You can obtain the output (if any) of a completed workflow run using the output command and supplying the workflow run id. Typically, this is useful for locating the files produced by a workflow, although the actual output generated depends on the workflow specification and engine.

If the workflow declares outputs you may also obtain these using the command:

agc workflow output <workflow_run_id>

The following is an example of output from the “CramToBam” workflow run in a context using the Cromwell engine.

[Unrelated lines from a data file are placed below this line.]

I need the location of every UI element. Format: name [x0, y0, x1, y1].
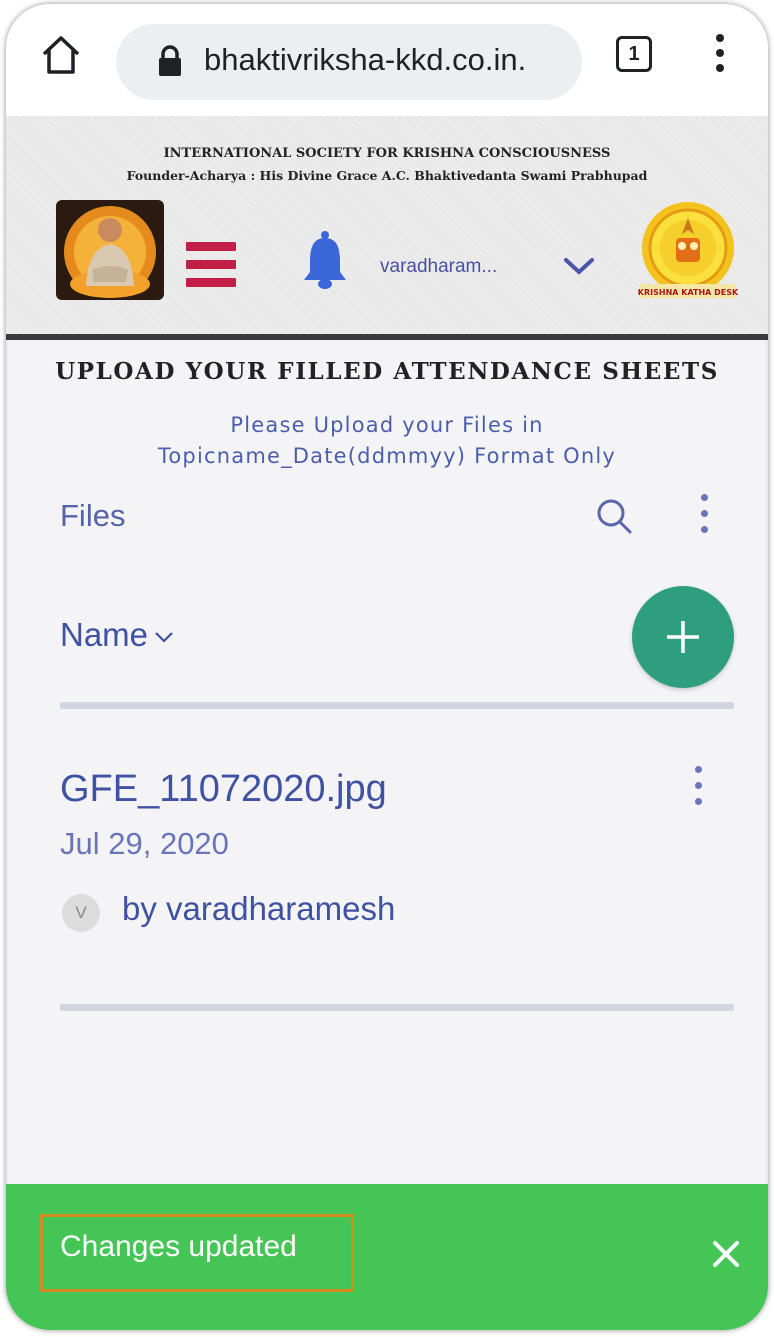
list-header-divider — [60, 702, 734, 709]
sort-by-name-button[interactable]: Name — [60, 616, 174, 654]
add-file-button[interactable] — [632, 586, 734, 688]
file-name[interactable]: GFE_11072020.jpg — [60, 768, 387, 811]
org-name: INTERNATIONAL SOCIETY FOR KRISHNA CONSCI… — [163, 146, 611, 161]
hamburger-menu-icon[interactable] — [186, 242, 236, 294]
instruction-line-1: Please Upload your Files in — [230, 413, 544, 437]
file-date: Jul 29, 2020 — [60, 826, 229, 861]
home-icon[interactable] — [40, 34, 82, 76]
lock-icon — [159, 45, 181, 76]
instruction-line-2: Topicname_Date(ddmmyy) Format Only — [157, 444, 617, 468]
url-text: bhaktivriksha-kkd.co.in. — [204, 42, 527, 77]
bell-icon[interactable] — [302, 230, 348, 290]
file-owner: by varadharamesh — [122, 890, 396, 927]
tab-switcher-button[interactable]: 1 — [616, 36, 652, 72]
krishna-katha-logo-image: KRISHNA KATHA DESK — [638, 202, 739, 298]
user-dropdown-label[interactable]: varadharam... — [380, 256, 497, 278]
logo-caption: KRISHNA KATHA DESK — [638, 288, 739, 297]
plus-icon — [667, 621, 699, 653]
sort-chevron-icon — [155, 632, 173, 643]
file-more-icon[interactable] — [692, 766, 704, 810]
browser-menu-icon[interactable] — [714, 34, 726, 80]
address-bar[interactable]: bhaktivriksha-kkd.co.in. — [116, 24, 582, 100]
search-icon[interactable] — [596, 498, 632, 534]
founder-line: Founder-Acharya : His Divine Grace A.C. … — [126, 168, 648, 183]
toast-message: Changes updated — [60, 1230, 297, 1263]
sort-label: Name — [60, 616, 149, 653]
phone-screen: bhaktivriksha-kkd.co.in. 1 INTERNATIONAL… — [6, 4, 768, 1330]
close-icon[interactable] — [712, 1240, 740, 1268]
list-item-divider — [60, 1004, 734, 1011]
owner-avatar: V — [62, 894, 100, 932]
founder-portrait-image — [56, 200, 164, 300]
browser-toolbar: bhaktivriksha-kkd.co.in. 1 — [6, 4, 768, 116]
chevron-down-icon[interactable] — [563, 256, 595, 276]
upload-instructions: Please Upload your Files in Topicname_Da… — [6, 410, 768, 472]
header-divider — [6, 334, 768, 340]
files-label: Files — [60, 498, 126, 533]
page-title: UPLOAD YOUR FILLED ATTENDANCE SHEETS — [55, 358, 719, 385]
toast-notification: Changes updated — [6, 1184, 768, 1330]
site-header: INTERNATIONAL SOCIETY FOR KRISHNA CONSCI… — [6, 116, 768, 334]
files-more-icon[interactable] — [698, 494, 710, 538]
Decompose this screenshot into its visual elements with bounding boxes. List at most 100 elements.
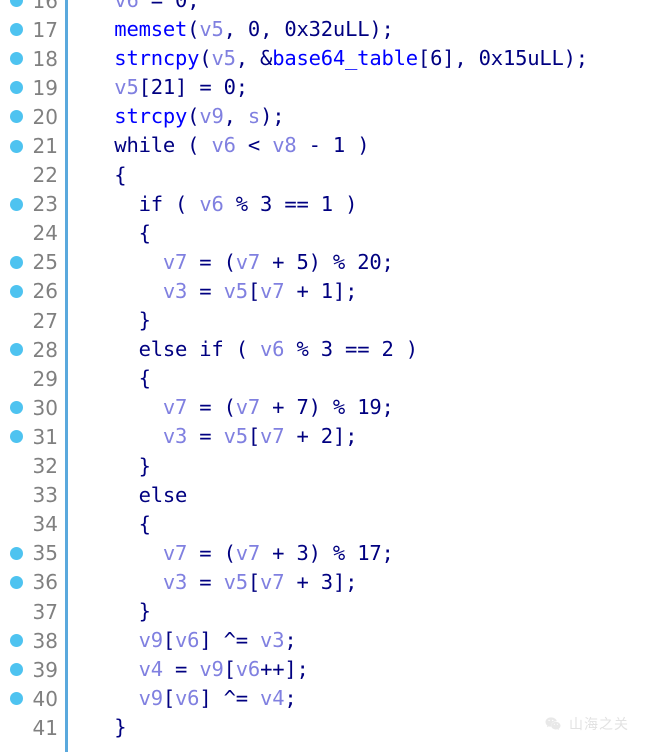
breakpoint-dot-icon[interactable] xyxy=(10,52,23,66)
code-token: ); xyxy=(563,46,588,71)
gutter-row[interactable]: 41 xyxy=(0,713,65,742)
code-line[interactable]: v7 = (v7 + 5) % 20; xyxy=(90,248,647,277)
gutter-row[interactable]: 29 xyxy=(0,364,65,393)
code-token: + xyxy=(260,249,297,274)
code-line[interactable]: { xyxy=(90,510,647,539)
breakpoint-dot-icon[interactable] xyxy=(10,663,23,677)
breakpoint-dot-icon[interactable] xyxy=(10,197,23,211)
code-line[interactable]: v3 = v5[v7 + 1]; xyxy=(90,277,647,306)
code-token: } xyxy=(90,308,151,333)
code-token: v9 xyxy=(138,628,163,653)
code-line[interactable]: } xyxy=(90,306,647,335)
code-token: { xyxy=(90,220,151,245)
gutter-row[interactable]: 36 xyxy=(0,568,65,597)
code-token: == xyxy=(272,191,321,216)
gutter-row[interactable]: 32 xyxy=(0,452,65,481)
gutter-row[interactable]: 21 xyxy=(0,131,65,160)
breakpoint-dot-icon[interactable] xyxy=(10,255,23,269)
breakpoint-dot-icon[interactable] xyxy=(10,139,23,153)
gutter-row[interactable]: 20 xyxy=(0,102,65,131)
gutter-row[interactable]: 39 xyxy=(0,655,65,684)
code-line[interactable]: if ( v6 % 3 == 1 ) xyxy=(90,190,647,219)
gutter-row[interactable]: 17 xyxy=(0,15,65,44)
gutter-row[interactable]: 30 xyxy=(0,393,65,422)
code-line[interactable]: v9[v6] ^= v3; xyxy=(90,626,647,655)
code-token: [ xyxy=(417,46,431,71)
code-line[interactable]: v3 = v5[v7 + 2]; xyxy=(90,422,647,451)
code-line[interactable]: { xyxy=(90,364,647,393)
code-line[interactable]: v3 = v5[v7 + 3]; xyxy=(90,568,647,597)
code-line[interactable]: } xyxy=(90,597,647,626)
code-line[interactable]: else xyxy=(90,481,647,510)
code-line[interactable]: strncpy(v5, &base64_table[6], 0x15uLL); xyxy=(90,44,647,73)
breakpoint-dot-empty xyxy=(10,460,23,473)
code-line[interactable]: strcpy(v9, s); xyxy=(90,102,647,131)
gutter-row[interactable]: 25 xyxy=(0,248,65,277)
code-token: ; xyxy=(381,540,394,565)
breakpoint-dot-empty xyxy=(10,314,23,327)
gutter-row[interactable]: 18 xyxy=(0,44,65,73)
gutter-row[interactable]: 16 xyxy=(0,0,65,15)
code-token: } xyxy=(90,598,151,623)
code-line[interactable]: v9[v6] ^= v4; xyxy=(90,684,647,713)
code-token: [ xyxy=(162,686,176,711)
breakpoint-dot-icon[interactable] xyxy=(10,430,23,444)
code-token: 19 xyxy=(357,395,382,420)
code-line[interactable]: { xyxy=(90,219,647,248)
code-token: ]; xyxy=(332,569,358,594)
code-token: base64_table xyxy=(272,46,418,71)
code-line[interactable]: v5[21] = 0; xyxy=(90,73,647,102)
code-token: ]; xyxy=(332,278,358,303)
breakpoint-dot-icon[interactable] xyxy=(10,692,23,706)
code-token: 0 xyxy=(223,75,236,100)
gutter-row[interactable]: 40 xyxy=(0,684,65,713)
gutter-row[interactable]: 22 xyxy=(0,161,65,190)
code-line[interactable]: v4 = v9[v6++]; xyxy=(90,655,647,684)
gutter-row[interactable]: 28 xyxy=(0,335,65,364)
code-token: ], xyxy=(442,46,479,71)
code-token: strcpy xyxy=(114,104,188,129)
code-token: ); xyxy=(260,104,285,129)
gutter-row[interactable]: 26 xyxy=(0,277,65,306)
gutter-row[interactable]: 31 xyxy=(0,422,65,451)
breakpoint-dot-icon[interactable] xyxy=(10,546,23,560)
gutter-row[interactable]: 35 xyxy=(0,539,65,568)
code-line[interactable]: v6 = 0; xyxy=(90,0,647,15)
code-token: ] = xyxy=(175,75,224,100)
gutter-row[interactable]: 38 xyxy=(0,626,65,655)
code-token: else if xyxy=(138,337,224,362)
code-line[interactable]: v7 = (v7 + 7) % 19; xyxy=(90,393,647,422)
code-line[interactable]: while ( v6 < v8 - 1 ) xyxy=(90,131,647,160)
gutter-row[interactable]: 23 xyxy=(0,190,65,219)
code-line[interactable]: { xyxy=(90,161,647,190)
code-line[interactable]: v7 = (v7 + 3) % 17; xyxy=(90,539,647,568)
breakpoint-dot-icon[interactable] xyxy=(10,23,23,37)
breakpoint-dot-icon[interactable] xyxy=(10,575,23,589)
breakpoint-dot-icon[interactable] xyxy=(10,343,23,357)
breakpoint-dot-icon[interactable] xyxy=(10,634,23,648)
gutter-row[interactable]: 19 xyxy=(0,73,65,102)
code-line[interactable]: } xyxy=(90,452,647,481)
line-number: 24 xyxy=(32,221,58,246)
code-line[interactable]: else if ( v6 % 3 == 2 ) xyxy=(90,335,647,364)
gutter-row[interactable]: 24 xyxy=(0,219,65,248)
breakpoint-dot-icon[interactable] xyxy=(10,110,23,124)
breakpoint-dot-icon[interactable] xyxy=(10,81,23,95)
line-number: 32 xyxy=(32,454,58,479)
gutter-row[interactable]: 34 xyxy=(0,510,65,539)
code-area[interactable]: v6 = 0; memset(v5, 0, 0x32uLL); strncpy(… xyxy=(68,0,647,752)
code-token: ; xyxy=(381,395,394,420)
code-token: + xyxy=(260,395,297,420)
gutter-row[interactable]: 33 xyxy=(0,481,65,510)
breakpoint-dot-icon[interactable] xyxy=(10,401,23,415)
line-number-gutter[interactable]: 16 17 18 19 20 21 22 23 24 25 26 27 28 29 30 31 32 33 34 35… xyxy=(0,0,68,752)
breakpoint-dot-icon[interactable] xyxy=(10,284,23,298)
code-token: memset xyxy=(114,17,188,42)
code-line[interactable]: memset(v5, 0, 0x32uLL); xyxy=(90,15,647,44)
code-line[interactable]: } xyxy=(90,713,647,742)
gutter-row[interactable]: 37 xyxy=(0,597,65,626)
gutter-row[interactable]: 27 xyxy=(0,306,65,335)
code-token: ++]; xyxy=(260,657,309,682)
breakpoint-dot-icon[interactable] xyxy=(10,0,23,8)
code-token: ) % xyxy=(308,249,358,274)
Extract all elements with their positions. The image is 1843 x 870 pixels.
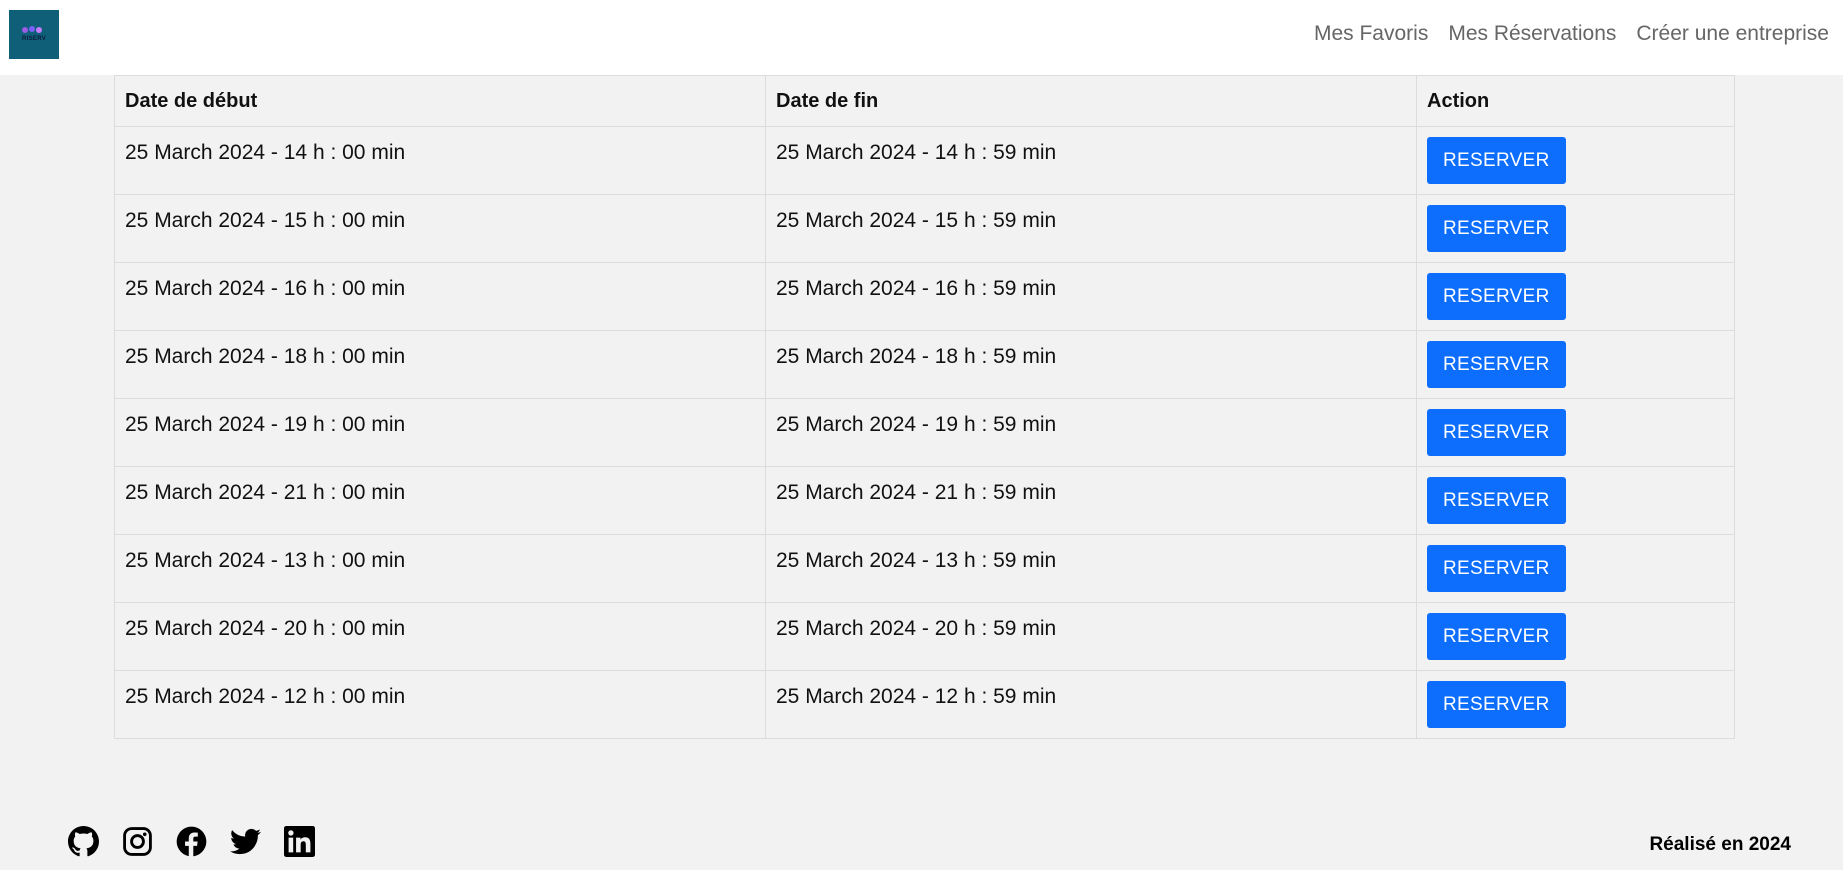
end-date-cell: 25 March 2024 - 14 h : 59 min bbox=[765, 126, 1417, 195]
end-date-cell: 25 March 2024 - 19 h : 59 min bbox=[765, 398, 1417, 467]
table-body: 25 March 2024 - 14 h : 00 min 25 March 20… bbox=[114, 126, 1735, 739]
reserver-button[interactable]: RESERVER bbox=[1427, 205, 1566, 252]
header-action: Action bbox=[1416, 75, 1735, 127]
table-row: 25 March 2024 - 14 h : 00 min 25 March 20… bbox=[114, 126, 1735, 195]
action-cell: RESERVER bbox=[1416, 330, 1735, 399]
action-cell: RESERVER bbox=[1416, 534, 1735, 603]
start-date-cell: 25 March 2024 - 19 h : 00 min bbox=[114, 398, 766, 467]
brand-logo[interactable]: RISERV bbox=[9, 10, 59, 59]
start-date-cell: 25 March 2024 - 15 h : 00 min bbox=[114, 194, 766, 263]
nav-link-reservations[interactable]: Mes Réservations bbox=[1448, 22, 1616, 46]
footer: Réalisé en 2024 bbox=[0, 810, 1843, 870]
reserver-button[interactable]: RESERVER bbox=[1427, 545, 1566, 592]
start-date-cell: 25 March 2024 - 18 h : 00 min bbox=[114, 330, 766, 399]
end-date-cell: 25 March 2024 - 18 h : 59 min bbox=[765, 330, 1417, 399]
footer-credit: Réalisé en 2024 bbox=[1649, 834, 1791, 855]
social-links bbox=[68, 826, 315, 857]
facebook-icon[interactable] bbox=[176, 826, 207, 857]
header-end-date: Date de fin bbox=[765, 75, 1417, 127]
linkedin-icon[interactable] bbox=[284, 826, 315, 857]
reserver-button[interactable]: RESERVER bbox=[1427, 341, 1566, 388]
end-date-cell: 25 March 2024 - 20 h : 59 min bbox=[765, 602, 1417, 671]
start-date-cell: 25 March 2024 - 16 h : 00 min bbox=[114, 262, 766, 331]
reserver-button[interactable]: RESERVER bbox=[1427, 477, 1566, 524]
logo-graphic bbox=[22, 26, 42, 33]
end-date-cell: 25 March 2024 - 13 h : 59 min bbox=[765, 534, 1417, 603]
end-date-cell: 25 March 2024 - 16 h : 59 min bbox=[765, 262, 1417, 331]
twitter-icon[interactable] bbox=[230, 826, 261, 857]
action-cell: RESERVER bbox=[1416, 670, 1735, 739]
table-row: 25 March 2024 - 13 h : 00 min 25 March 20… bbox=[114, 534, 1735, 603]
start-date-cell: 25 March 2024 - 21 h : 00 min bbox=[114, 466, 766, 535]
reserver-button[interactable]: RESERVER bbox=[1427, 273, 1566, 320]
reservations-table-container: Date de début Date de fin Action 25 Marc… bbox=[114, 75, 1735, 739]
nav-links: Mes Favoris Mes Réservations Créer une e… bbox=[1314, 22, 1829, 46]
table-row: 25 March 2024 - 21 h : 00 min 25 March 20… bbox=[114, 466, 1735, 535]
table-row: 25 March 2024 - 12 h : 00 min 25 March 20… bbox=[114, 670, 1735, 739]
reserver-button[interactable]: RESERVER bbox=[1427, 613, 1566, 660]
action-cell: RESERVER bbox=[1416, 398, 1735, 467]
github-icon[interactable] bbox=[68, 826, 99, 857]
logo-text: RISERV bbox=[21, 36, 47, 42]
start-date-cell: 25 March 2024 - 13 h : 00 min bbox=[114, 534, 766, 603]
nav-link-creer-entreprise[interactable]: Créer une entreprise bbox=[1636, 22, 1829, 46]
end-date-cell: 25 March 2024 - 15 h : 59 min bbox=[765, 194, 1417, 263]
action-cell: RESERVER bbox=[1416, 602, 1735, 671]
reserver-button[interactable]: RESERVER bbox=[1427, 137, 1566, 184]
action-cell: RESERVER bbox=[1416, 126, 1735, 195]
reserver-button[interactable]: RESERVER bbox=[1427, 681, 1566, 728]
start-date-cell: 25 March 2024 - 12 h : 00 min bbox=[114, 670, 766, 739]
table-row: 25 March 2024 - 16 h : 00 min 25 March 20… bbox=[114, 262, 1735, 331]
start-date-cell: 25 March 2024 - 20 h : 00 min bbox=[114, 602, 766, 671]
action-cell: RESERVER bbox=[1416, 194, 1735, 263]
action-cell: RESERVER bbox=[1416, 466, 1735, 535]
end-date-cell: 25 March 2024 - 12 h : 59 min bbox=[765, 670, 1417, 739]
end-date-cell: 25 March 2024 - 21 h : 59 min bbox=[765, 466, 1417, 535]
slots-table: Date de début Date de fin Action 25 Marc… bbox=[114, 75, 1735, 739]
table-row: 25 March 2024 - 15 h : 00 min 25 March 20… bbox=[114, 194, 1735, 263]
header-start-date: Date de début bbox=[114, 75, 766, 127]
table-row: 25 March 2024 - 20 h : 00 min 25 March 20… bbox=[114, 602, 1735, 671]
navbar: RISERV Mes Favoris Mes Réservations Crée… bbox=[0, 0, 1843, 75]
reserver-button[interactable]: RESERVER bbox=[1427, 409, 1566, 456]
nav-link-favoris[interactable]: Mes Favoris bbox=[1314, 22, 1428, 46]
table-header-row: Date de début Date de fin Action bbox=[114, 75, 1735, 127]
action-cell: RESERVER bbox=[1416, 262, 1735, 331]
start-date-cell: 25 March 2024 - 14 h : 00 min bbox=[114, 126, 766, 195]
table-row: 25 March 2024 - 19 h : 00 min 25 March 20… bbox=[114, 398, 1735, 467]
instagram-icon[interactable] bbox=[122, 826, 153, 857]
table-row: 25 March 2024 - 18 h : 00 min 25 March 20… bbox=[114, 330, 1735, 399]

OUTPUT	id	aaba95e8-7512-48c3-9a61-1fd837ff6099
OUTPUT	outputs.CramToBamFlow.outputBai	s3://agc-123456789012-us-east-1/project/GATK/userid/mrschre4GqyMA/context/spotCtx/cromwell-execution/CramToBamFlow/aaba95e8-7512-48c3-9a61-1fd837ff6099/call-CramToBamTask/NA12878.bai
OUTPUT	outputs.CramToBamFlow.outputBam	s3://agc-123456789012-us-east-1/project/GATK/userid/mrschre4GqyMA/context/spotCtx/cromwell-execution/CramToBamFlow/aaba95e8-7512-48c3-9a61-1fd837ff6099/call-CramToBamTask/NA12878.bam
OUTPUT	outputs.CramToBamFlow.validation_report	s3://agc-123456789012-us-east-1/project/GATK/userid/mrschre4GqyMA/context/spotCtx/cromwell-execution/CramToBamFlow/aaba95e8-7512-48c3-9a61-1fd837ff6099/call-ValidateSamFile/NA12878.validation_report


Your account will be charged based on actual resource usage including compute time, storage, data transfer charges etc. The resources used will depend on the resources requested in your workflow definition as interpreted by the workflow engine according the resources made available in the context in which the workflow is run. If a spot context is used then the costs of the spot instances will be determined by the rules governing spot instance charges.


Resources used by Amazon Genomics CLI are tagged including the username, project name and the context name. Currently, tagging is not possible at the level of an individual workflow.